Salah satu permohonan dalam doa yang diajarkan oleh Tuhan Yesus adalah “…dan lepaskanlah kami dari yang jahat.” Melalui permohonan tersebut kita diajak untuk meminta kepada Bapa agar Bapa berkenan melepaskan atau membebaskan kita dari yang jahat. Kata “yang jahat” dapat mengacu pada dua bentuk, yang pertama adalah  “kejahatan”, yaitu berbagai perilaku atau tindakan jahat, baik dari dalam diri kita sendiri ataupun dari orang-orang di sekitar kita. Dan yang kedua adalah  “si jahat”, yaitu sosok penguasa yang kita sebut setan atau iblis, yang terus berusaha untuk mempengaruhi dan memperdaya kita sehingga kita menjauh dari Tuhan. Tuhan Yesus tahu bahwa selain memiliki kebutuhan akan makanan dan pengampunan, manusia memerlukan tangan yang berkuasa untuk menolongnya melepaskan diri dari berbagai bentuk kejahatan, baik yang bersumber dari dalam maupun dari dirinya.

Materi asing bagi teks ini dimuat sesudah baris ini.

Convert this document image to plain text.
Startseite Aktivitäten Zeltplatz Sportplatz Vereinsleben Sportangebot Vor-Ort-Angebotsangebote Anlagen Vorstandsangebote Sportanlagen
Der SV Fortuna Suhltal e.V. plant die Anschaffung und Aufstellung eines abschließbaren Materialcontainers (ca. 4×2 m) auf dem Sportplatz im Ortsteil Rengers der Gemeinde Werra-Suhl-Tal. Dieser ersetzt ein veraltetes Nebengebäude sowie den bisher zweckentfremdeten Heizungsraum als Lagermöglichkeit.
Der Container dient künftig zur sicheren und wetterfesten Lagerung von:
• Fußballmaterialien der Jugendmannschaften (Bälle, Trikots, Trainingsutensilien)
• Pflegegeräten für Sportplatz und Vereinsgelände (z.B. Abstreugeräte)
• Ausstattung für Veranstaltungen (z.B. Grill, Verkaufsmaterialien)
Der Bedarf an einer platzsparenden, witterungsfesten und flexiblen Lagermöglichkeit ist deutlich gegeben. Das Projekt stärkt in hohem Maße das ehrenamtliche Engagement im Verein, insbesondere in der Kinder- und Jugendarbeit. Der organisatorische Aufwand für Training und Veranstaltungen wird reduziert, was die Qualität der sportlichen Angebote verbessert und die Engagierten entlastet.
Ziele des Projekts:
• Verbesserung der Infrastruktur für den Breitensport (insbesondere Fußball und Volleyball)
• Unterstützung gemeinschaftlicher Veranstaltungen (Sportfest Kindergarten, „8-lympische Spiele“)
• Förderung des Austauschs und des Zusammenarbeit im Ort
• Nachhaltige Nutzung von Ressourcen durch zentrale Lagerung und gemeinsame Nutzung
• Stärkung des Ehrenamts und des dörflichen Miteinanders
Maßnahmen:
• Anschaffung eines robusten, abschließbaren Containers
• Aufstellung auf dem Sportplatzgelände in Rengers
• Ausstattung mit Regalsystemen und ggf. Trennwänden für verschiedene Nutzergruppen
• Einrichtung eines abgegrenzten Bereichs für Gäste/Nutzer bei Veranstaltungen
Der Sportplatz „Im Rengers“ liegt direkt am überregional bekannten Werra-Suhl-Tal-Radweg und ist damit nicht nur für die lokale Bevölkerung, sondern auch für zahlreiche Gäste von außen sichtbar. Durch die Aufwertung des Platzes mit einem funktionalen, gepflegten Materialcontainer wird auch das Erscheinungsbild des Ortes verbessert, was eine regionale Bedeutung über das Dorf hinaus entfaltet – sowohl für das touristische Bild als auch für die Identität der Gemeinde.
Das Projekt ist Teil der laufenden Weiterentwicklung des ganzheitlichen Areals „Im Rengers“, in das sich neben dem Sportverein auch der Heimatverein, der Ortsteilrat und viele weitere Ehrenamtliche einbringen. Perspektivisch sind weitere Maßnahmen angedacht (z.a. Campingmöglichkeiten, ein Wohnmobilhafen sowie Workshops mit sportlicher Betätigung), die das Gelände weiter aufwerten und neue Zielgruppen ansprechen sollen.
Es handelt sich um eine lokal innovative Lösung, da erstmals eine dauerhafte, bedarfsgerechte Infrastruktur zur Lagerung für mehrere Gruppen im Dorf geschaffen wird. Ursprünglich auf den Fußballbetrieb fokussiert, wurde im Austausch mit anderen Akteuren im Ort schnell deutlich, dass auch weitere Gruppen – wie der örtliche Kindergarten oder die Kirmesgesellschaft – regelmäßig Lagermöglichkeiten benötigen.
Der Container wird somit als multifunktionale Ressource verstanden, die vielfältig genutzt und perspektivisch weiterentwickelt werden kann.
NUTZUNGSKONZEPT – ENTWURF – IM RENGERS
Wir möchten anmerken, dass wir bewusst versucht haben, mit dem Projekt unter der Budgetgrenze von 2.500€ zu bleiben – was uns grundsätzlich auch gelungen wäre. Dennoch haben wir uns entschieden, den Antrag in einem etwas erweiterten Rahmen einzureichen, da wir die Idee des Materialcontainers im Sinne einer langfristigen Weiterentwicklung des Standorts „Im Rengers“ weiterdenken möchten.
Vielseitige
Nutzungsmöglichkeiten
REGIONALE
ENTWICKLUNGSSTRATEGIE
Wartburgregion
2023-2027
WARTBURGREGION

Dengan menaikkan permohonan tersebut kita diajak untuk menyadari bahwa sesungguhnya setiap hari kita terus bergumul menghadapi berbagai bentuk kejahatan dalam kehidupan sehari-hari. Mungkin ada di antara kita yang terus bergumul untuk berhenti melakukan apa yang jahat dan mulai belajar melakukan apa yang baik, tetapi semakin kita berusaha untuk berhenti semakin kuat keinginan kita untuk melakukan apa yang jahat. Dalam doa yang Tuhan Yesus ajarkan, kita diingatkan untuk terus meminta tiap-tiap hari agar Allah Bapa kita yang empunya kuasa, menolong dan melepaskan kita dari kejahatan yang ada dalam diri kita. Beberapa dari kita mungkin setiap hari bergumul dengan ketakutan menjadi korban kejahatan orang-orang di sekitar kita. Kita takut dirampok, takut ditipu, takut disalah mengerti, takut dituduh dan dijadikan kambing hitam, takut diperdaya dan juga takut mengalami celaka karena keteledoran orang-orang di sekitar kita. Banyak ketakutan yang membuat kita kehilangan damai dan sukacita. Maka doa yang diajarkan Tuhan Yesus mengingatkan kita bahwa tidak seorangpun dari kita memiliki kuasa untuk lepas dari kejahatan orang-orang di sekitar kita, tetapi kita punya Bapa yang sanggup melakukannya, yang dapat menjadi tempat kita berteduh dan berlindung.

Setiap hari iblis giat bekerja, berusaha untuk mempengaruhi, memperdaya bahkan mengintimidasi pikiran kita, meyakinkan bahwa kita tidak berdaya untuk melakukan apa yang baik dan benar, mendorong kita untuk terus hidup dalam kejahatan dan terikat pada belenggu dosa. Tetapi bagian Injil yang kita baca hari ini menegaskan bahwa kuasa iblis, kuasa roh jahat dapat dikalahkan. Mereka berusaha untuk mengintimidasi dan menakut-nakuti, tetapi mereka tidak mahakuasa, mereka sendiri takut dan takluk pada kuasa Allah. Jadi, selama kita percaya kepada Allah dan memegang kebenaran-Nya dalam hidup kita maka tidak ada seorangpun dan tidak ada satu keadaan pun yang akan dapat memperdaya dan menjerat kita dalam kejahatan. Penulis Amsal dalam dengan tegas mengatakan, “Percayalah kepada TUHAN dengan segenap hatimu, dan janganlah bersandar kepada pengertianmu sendiri. Akuilah Dia dalam lakumu, maka Ia akan meluruskan jalanmu.” (Amsal 3:5-6).

Marilah kita berdoa agar Tuhan melepaskan kita dari yang jahat, tetapi lebih dari itu, marilah kita juga terus berusaha untuk menundukkan diri dan mengakui Dia dalam setiap tingkah laku kita, supaya kita benar-benar dapat membiarkan kuasa-Nya bekerja di dalam kita, melepaskan kita dari segala bentuk kejahatan, baik di dalam maupun di luar diri kita. Amin.